Sol shrugged and started to say something, but Toby had finally had enough.
“Stop!”
Both of his companions turned to stare at Toby.
“Drop the personalities,” he said. “Just tell me what’s going on!”
In a more level voice, Miranda said, “Even if we got a message off to Sedna—and we doubt we have the power—this world is uncharted. It must be so far away from Sedna, they could never mount a rescue mission. The ship’s clocks have been affected so we can’t tell you how long it’s been…”
“We’ve got enough power to cycle the hibernation system one more time,” Sol added, his voice equally calm. “We can set it to go into deep dive. A controlled freeze, so we don’t have to leave it to chance about when the power fails totally.”
It was true, then. He was dead. He had been ever since that meteor had hit the ship. This time—a brief waking above a planet that was also dead—was just a last spasm of the ship’s systems.
Even if he’d had engines, this little ship wasn’t designed to land on big worlds. The nearest craft that could do that were back at Sedna. This was a comet runner, incapable of landing near one of those frozen cities. He was stuck in orbit.
There were only two choices now: stay alive as long as possible, eking out a few last days and hours as the lights dimmed and interstellar cold wormed its way through the walls, finally to freeze to death as the ship’s power failed; or voluntarily enter the cicada bed, surely never to awake again, and end it all now.
He looked from Sol to Miranda. Their faces were blank, no longer full of that optimistic energy they’d had a few moments ago. Of course it was gone, he didn’t need that from them anymore. In fact, he no longer needed them, either.

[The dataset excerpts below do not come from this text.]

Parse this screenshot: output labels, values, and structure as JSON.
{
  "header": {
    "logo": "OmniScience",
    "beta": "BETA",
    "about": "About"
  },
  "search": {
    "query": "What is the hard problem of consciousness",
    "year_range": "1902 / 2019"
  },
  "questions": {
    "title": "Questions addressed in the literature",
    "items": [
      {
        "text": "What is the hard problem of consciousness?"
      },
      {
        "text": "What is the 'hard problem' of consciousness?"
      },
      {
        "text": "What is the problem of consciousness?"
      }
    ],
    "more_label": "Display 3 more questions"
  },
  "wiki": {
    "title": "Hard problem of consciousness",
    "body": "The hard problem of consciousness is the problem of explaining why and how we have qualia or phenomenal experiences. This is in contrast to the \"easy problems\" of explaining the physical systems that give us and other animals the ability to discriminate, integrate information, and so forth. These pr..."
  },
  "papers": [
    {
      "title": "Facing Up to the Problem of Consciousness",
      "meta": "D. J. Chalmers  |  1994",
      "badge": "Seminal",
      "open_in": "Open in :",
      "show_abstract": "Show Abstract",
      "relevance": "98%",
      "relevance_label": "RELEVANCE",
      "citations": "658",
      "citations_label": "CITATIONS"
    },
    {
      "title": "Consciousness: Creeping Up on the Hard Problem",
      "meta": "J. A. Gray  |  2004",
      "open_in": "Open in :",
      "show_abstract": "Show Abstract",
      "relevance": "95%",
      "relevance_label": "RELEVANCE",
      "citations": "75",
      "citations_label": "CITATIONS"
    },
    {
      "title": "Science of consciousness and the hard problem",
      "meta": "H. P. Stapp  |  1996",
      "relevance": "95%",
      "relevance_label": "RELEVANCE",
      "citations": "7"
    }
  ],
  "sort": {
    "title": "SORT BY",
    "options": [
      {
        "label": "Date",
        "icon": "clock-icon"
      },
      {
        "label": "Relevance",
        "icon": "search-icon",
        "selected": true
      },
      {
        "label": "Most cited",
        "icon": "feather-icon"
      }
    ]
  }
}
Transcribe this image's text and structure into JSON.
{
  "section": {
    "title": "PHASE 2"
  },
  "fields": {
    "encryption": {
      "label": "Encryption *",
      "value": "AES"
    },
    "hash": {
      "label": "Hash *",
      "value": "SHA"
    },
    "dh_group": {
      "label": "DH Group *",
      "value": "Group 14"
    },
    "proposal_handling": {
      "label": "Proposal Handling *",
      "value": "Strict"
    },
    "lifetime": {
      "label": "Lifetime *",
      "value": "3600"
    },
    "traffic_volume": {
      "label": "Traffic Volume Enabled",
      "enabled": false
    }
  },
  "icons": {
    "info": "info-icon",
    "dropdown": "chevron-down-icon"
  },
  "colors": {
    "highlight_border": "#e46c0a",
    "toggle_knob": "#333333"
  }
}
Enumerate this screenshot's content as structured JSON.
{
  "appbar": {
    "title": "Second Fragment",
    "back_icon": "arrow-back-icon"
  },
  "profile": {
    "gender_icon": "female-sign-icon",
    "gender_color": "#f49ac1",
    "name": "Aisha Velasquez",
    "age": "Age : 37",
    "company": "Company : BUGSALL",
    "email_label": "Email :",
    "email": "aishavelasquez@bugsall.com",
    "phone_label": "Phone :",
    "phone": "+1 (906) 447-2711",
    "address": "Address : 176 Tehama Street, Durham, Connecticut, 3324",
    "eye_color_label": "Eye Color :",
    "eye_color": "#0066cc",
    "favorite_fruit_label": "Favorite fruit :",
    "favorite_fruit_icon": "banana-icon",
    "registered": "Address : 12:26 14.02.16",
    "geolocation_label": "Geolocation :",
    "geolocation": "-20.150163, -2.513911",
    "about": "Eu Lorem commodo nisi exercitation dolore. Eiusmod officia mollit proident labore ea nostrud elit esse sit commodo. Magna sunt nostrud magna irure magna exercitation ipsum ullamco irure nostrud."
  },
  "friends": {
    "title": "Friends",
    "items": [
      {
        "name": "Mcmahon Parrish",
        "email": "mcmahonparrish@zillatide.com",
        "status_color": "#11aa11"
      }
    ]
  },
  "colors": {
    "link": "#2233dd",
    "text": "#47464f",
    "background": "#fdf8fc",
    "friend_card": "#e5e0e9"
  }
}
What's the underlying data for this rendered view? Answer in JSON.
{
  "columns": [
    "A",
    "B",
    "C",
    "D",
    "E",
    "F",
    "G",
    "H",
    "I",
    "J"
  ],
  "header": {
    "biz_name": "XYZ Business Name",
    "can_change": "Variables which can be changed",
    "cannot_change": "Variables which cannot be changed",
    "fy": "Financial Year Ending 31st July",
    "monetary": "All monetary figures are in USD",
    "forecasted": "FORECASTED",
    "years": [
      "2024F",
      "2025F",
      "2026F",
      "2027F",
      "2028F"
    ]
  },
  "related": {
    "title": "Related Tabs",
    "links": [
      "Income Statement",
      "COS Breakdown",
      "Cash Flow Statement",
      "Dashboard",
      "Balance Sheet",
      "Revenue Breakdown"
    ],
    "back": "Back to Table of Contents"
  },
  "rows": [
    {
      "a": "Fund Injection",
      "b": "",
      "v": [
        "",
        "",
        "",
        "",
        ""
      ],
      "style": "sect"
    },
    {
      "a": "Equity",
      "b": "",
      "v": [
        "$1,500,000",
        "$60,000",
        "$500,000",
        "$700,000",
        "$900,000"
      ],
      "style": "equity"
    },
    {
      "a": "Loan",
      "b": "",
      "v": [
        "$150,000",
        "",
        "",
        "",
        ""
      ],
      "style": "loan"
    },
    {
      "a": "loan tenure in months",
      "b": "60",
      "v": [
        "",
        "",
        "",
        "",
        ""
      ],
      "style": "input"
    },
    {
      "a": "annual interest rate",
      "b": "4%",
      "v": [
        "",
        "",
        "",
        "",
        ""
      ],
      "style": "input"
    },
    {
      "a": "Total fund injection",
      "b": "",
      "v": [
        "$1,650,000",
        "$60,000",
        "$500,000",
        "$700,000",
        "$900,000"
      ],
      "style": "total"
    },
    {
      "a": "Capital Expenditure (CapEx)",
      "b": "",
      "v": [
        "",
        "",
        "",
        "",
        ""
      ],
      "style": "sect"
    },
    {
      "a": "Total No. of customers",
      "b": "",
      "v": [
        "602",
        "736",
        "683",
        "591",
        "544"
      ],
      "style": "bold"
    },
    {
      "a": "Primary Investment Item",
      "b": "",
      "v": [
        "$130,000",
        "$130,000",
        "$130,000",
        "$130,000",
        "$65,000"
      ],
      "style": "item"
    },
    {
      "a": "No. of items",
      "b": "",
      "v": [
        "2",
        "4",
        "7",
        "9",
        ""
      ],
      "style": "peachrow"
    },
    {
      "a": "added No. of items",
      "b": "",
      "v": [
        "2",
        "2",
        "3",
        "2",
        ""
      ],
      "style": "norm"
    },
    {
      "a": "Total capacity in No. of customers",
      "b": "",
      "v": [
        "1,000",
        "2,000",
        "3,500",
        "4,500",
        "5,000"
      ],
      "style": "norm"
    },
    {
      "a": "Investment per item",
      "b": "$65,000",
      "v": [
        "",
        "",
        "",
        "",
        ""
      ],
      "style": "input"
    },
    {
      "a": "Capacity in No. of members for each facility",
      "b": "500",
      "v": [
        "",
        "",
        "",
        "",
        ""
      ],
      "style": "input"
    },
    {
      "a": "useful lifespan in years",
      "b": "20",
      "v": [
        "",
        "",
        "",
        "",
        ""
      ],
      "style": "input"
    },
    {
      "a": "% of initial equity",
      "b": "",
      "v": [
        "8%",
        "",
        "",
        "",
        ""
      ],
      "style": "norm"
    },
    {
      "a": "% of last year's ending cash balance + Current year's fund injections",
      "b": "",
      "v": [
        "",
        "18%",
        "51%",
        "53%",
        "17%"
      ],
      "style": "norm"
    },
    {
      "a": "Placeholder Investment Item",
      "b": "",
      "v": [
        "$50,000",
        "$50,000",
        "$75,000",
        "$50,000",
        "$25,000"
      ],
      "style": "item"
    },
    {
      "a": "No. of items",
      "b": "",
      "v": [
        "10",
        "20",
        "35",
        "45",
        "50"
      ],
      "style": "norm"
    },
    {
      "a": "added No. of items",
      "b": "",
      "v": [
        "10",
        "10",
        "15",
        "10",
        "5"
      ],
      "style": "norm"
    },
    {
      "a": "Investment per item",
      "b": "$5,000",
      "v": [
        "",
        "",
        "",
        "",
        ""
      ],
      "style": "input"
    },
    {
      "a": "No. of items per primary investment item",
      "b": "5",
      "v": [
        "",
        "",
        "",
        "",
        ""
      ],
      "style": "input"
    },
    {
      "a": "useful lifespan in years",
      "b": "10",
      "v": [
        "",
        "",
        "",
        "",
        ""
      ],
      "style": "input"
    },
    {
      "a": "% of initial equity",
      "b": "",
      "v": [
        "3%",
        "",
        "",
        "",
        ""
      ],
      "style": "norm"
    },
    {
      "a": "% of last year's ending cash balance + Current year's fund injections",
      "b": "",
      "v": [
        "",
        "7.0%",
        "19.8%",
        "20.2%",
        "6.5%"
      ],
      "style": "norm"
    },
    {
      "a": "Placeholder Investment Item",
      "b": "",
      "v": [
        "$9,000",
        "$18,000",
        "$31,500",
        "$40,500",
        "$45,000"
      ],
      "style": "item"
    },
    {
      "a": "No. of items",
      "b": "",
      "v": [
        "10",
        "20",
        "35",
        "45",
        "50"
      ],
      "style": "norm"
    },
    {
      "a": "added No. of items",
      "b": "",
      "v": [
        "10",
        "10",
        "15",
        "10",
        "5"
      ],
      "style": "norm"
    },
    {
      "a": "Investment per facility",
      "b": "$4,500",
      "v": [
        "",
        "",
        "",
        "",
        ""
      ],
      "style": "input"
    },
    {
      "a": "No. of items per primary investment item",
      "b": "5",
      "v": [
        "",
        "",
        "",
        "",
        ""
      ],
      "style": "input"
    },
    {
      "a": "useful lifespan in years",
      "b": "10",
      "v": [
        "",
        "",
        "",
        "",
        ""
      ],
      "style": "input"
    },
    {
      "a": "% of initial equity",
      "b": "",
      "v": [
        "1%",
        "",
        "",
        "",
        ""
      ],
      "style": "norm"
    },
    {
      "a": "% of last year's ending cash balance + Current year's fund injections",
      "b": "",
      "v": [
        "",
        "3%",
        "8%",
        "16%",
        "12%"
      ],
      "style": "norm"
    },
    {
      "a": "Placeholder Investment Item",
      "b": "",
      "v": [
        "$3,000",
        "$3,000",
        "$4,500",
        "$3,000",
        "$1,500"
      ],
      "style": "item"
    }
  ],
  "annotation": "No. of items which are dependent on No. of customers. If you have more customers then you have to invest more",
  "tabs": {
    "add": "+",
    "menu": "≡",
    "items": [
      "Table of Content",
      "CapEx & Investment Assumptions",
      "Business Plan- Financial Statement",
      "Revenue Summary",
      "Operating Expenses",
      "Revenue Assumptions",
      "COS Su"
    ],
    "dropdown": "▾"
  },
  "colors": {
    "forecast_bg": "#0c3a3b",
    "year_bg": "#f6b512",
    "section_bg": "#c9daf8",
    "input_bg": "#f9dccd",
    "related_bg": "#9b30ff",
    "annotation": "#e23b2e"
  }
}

“You’re no good to me anymore,” he said. “Switch off.” They nodded, and their faces disappeared from the open ovals of the two space suits. Those faces had been projections in his augmented reality glasses anyway. What was left in the suits were the intertwined grippies and butlers that had moved their arms and legs to make it seem like there were people in them. Sol and Miranda—companion personalities that were really just game characters from Consensus—were gone.
Now there was complete silence, and the solitude came crushing in on Toby. Fine. He wanted to be true to who he was, and where he was, if these were his last hours. No more simulated friends to share the moment with; no more softening the reality of it.
He grabbed his suit’s helmet. “Get the bed ready,” he told the ship. “I’m gonna take one last look around.”
With no audience to witness it, he felt no urge to cry. But there was no way the last thing he’d see would be just a picture on a screen. He climbed out onto the ship’s hull and looked down at the mysterious planet with his own eyes. There was nothing to see, of course, just a black cutout interrupting the stars. The stars, though … they really were beautiful.
He turned around, staring, and then around again. If this were the online world of Consensus, something would appear to save them all—a rescue ship, an alien artifact—and it would appear right … about …
Now.
He held his breath and waited. The moment dragged on.
“Toby?” It was the ship, speaking for the first and last time in its own flat voice. “Your bed is ready.”
He opened his mouth, closed it, then said, “All right. I’m coming.”